Yazar Zeynep Sati Yalçın’ın 2020 yılında Hece Dergisinde Unutma Sancısı kitabında yer alan Zıpır isimli öyküsü üzerinden insanın yalnızlığına, kimsesizliğine dair olacak anlatacaklarımız.
Öykünün kahramanı elli yaşında yalnız yaşayan bir kadın. Geçimini geceleri sahnenin perde önünde değil de arkasında söylediği şarkılar sayesinde sağlıyor. Bunun niçin böyle olduğunu ilk satırlarda anlama çabamız, öyküyü okudukça yavaş yavaş netlik kazanmaya başlıyor. Yazarın yönergesiyle bir zamanların meşhur sanatçısı Safiye Ayla geliyor hatırımıza.

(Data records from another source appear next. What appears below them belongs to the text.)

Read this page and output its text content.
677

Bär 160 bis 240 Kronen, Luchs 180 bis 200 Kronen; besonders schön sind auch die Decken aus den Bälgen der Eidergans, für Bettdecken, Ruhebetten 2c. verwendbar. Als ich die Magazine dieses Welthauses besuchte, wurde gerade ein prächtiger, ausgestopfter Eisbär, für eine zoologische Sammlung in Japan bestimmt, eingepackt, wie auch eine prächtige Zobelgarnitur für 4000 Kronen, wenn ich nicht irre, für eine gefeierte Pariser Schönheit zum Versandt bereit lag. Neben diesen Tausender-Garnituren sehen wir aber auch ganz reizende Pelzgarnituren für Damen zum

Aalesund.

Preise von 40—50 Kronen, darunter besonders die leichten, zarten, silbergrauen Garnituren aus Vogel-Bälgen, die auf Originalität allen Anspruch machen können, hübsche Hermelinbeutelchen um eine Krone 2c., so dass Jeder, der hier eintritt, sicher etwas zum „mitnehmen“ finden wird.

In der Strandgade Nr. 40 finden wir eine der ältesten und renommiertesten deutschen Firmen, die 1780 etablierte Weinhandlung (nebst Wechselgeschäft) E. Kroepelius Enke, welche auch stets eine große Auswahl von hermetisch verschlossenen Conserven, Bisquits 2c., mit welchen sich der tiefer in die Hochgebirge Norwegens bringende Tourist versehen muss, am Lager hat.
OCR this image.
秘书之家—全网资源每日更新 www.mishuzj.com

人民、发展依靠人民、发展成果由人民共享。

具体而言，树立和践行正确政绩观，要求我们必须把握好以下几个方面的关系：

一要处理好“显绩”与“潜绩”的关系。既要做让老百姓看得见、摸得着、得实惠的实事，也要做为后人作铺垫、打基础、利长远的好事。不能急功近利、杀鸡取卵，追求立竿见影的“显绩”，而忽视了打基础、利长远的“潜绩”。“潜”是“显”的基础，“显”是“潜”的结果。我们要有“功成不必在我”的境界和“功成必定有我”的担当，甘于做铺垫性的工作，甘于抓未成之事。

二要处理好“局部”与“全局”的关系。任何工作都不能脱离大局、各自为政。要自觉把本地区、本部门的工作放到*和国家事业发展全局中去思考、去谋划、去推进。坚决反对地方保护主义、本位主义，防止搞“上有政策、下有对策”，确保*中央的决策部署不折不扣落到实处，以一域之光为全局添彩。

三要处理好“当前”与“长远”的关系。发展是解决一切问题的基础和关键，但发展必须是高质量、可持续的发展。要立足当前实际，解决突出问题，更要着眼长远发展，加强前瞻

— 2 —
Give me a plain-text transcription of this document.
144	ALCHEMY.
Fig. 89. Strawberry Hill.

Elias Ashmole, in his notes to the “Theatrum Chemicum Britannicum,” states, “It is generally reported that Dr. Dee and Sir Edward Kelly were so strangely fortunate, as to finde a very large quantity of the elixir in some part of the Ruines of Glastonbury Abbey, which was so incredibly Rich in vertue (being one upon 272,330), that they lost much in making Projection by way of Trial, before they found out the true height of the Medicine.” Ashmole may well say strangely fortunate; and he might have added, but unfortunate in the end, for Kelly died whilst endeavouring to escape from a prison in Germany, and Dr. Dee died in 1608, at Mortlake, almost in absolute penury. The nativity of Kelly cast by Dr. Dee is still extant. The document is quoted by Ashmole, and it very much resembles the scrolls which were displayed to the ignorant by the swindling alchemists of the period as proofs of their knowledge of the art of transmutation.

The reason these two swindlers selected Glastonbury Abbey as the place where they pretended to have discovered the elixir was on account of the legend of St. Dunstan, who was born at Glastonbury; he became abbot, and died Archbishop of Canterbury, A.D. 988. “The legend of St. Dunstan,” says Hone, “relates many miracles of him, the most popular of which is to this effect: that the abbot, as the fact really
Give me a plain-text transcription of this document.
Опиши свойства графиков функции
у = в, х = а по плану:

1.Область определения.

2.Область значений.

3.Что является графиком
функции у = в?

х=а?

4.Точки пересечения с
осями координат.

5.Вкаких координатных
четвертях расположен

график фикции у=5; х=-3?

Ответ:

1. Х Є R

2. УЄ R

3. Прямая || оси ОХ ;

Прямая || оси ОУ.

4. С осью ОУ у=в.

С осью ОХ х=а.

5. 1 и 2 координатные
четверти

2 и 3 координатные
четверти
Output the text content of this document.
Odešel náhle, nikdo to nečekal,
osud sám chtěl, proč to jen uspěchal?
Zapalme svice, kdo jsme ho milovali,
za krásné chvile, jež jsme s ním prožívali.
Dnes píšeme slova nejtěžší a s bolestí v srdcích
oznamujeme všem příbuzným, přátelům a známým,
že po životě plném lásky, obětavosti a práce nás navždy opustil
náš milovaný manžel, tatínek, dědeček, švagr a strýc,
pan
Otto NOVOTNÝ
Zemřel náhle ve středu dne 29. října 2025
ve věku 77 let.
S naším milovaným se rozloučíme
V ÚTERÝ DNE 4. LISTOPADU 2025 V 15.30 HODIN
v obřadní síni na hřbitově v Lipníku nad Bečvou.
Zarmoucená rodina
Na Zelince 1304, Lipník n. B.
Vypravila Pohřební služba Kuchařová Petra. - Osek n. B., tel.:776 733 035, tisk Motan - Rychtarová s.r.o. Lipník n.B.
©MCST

Kahramanımızın burnunun ucundaki yağmur damlasıyla olan diyalogları bize onunla ilgili ipuçları sunuyor. Olmak isteyip de olamadığı, uçarı kişiliğin ismiyle hitap ediyor ona, şeffaf küçük çeneli damlacık Zıpır.
Öyküyü okurken kahramanın gözlerini burnunun ucuna çevirdiğini ve orada konaklayan damlacıkla sohbet ettiğini düşünürken, çevresindeki insanların onun hakkında şaşı kadıncağız diyerek söylenmeleri bizi de onunla birlikte kurduğu bu hayali arkadaşlığın, bedenine ait bir kusuru kabullenemeyişinin çaresizliğini gösteriyor. Oysa okurken aralarındaki sohbet bizi de etkisine alıyor ve kahramanımızın yaşanmamış hayallerinin ardı sıra gideceğimizi düşündürüyor. İnsanın yalnızlığı, çaresizliği sevilmeye ve ilgiye muhtaçlığı, kusurlarıyla birlikte sevimli bir arkadaşa dönüşüyor.
Yardım ettiği yaralı gençle yaptığı sohbet, zihninde canlandırdığı hayallerini gerçekleştirmeye dair bir umut ışığı oluyor adeta. Belki o genç de bir hayaldi tıpkı yağmur damlası gibi. Yaptığı bestelerini hem güzel bir yüzü hem de harika bir sesi olan bu delikanlıya okutabilmenin düşü, onu kısa süreliğine de olsa avutuyor. Böylece hem kendisi anlamlı olacaktır hayatta hem de hem de gencin hayali gerçekleşecektir. Bu duygularla bağlanıyor yaralı gence. Onu doyurma ve iyileştirme çabasında oluşu annelik duygusunu ön plana çıkarmaktadır.
Öyküde insanların acımasızlığını, fiziksel özellikleri nedeniyle ötekileştirilmesini, alay ederek aslında karşısındakilerin üzerinde nasıl etkiler bırakabildiğini derinden hissedebiliyoruz.. Şayet ince düşünür ve empati yapabilirsek tabi.
Zıpır kelimesi tavırlarında şımarık ve delice hareket gösteren kişilere söylenmektedir. Biraz kızgınlık içerirken biraz da sevimlilik taşıyan sıfat olarak kullanılır. İnsanı rahatsız eden şeyler bir masumiyet taşıdığında sinirlenmemiz geçer, bu öyküde de alttan alta o masumluk hissediliyor. İlk olarak öykünün başında kahramanımızı ve damlacığı zıpır olarak görüyoruz. Öykünün bütününe baktığımızda kahramanın dışında yaralı gençte, diğer gençlerde, hatta köpeklerde bile bir zıpırlık var, zaten onlarda her fırsatta birbirlerine zıpır diyor.
Şimdi size bir şey itiraf etmek istiyorum. Aslında ben kahramanımızın son satırlara kadar şaşı olduğunu kabul etmek istemedim. İstedim ki o minik damlacıkla sohbetleri dostlukları hep sürsün. Onun bu koca dünyada yalnızlığına yoldaş olsun. Tamam o bir hayal, ama onu mutlu eden, kendi olabildiği yegâne anları yaşayabildiği ve sohbet edebildiği zamanlarının son bulmasını arzu etmedim.
Ve insan yine zalimliğini yaptı. Şaşılığını hakir görmeleri yetmezmiş gibi deli damgası da vurdular. Kaybettiği oğlundan sonra böyle oldu, diyerek yaşadığı acının onu bu hale getirdiğine inandırmışlardı kendilerini. Keşke bilselerdi, yaraya merhem olmanın kıymetini… Arkasından konuşmak alay etmek kolaydır, yanına varıp ağlanabilecek omuza sahip olabilmektir zor olan. Zıpırca olsa bile yalnızlığı giderecek bir dost arayışını okuduğumuz kahraman, gerçek bir insanı sunar bizlere.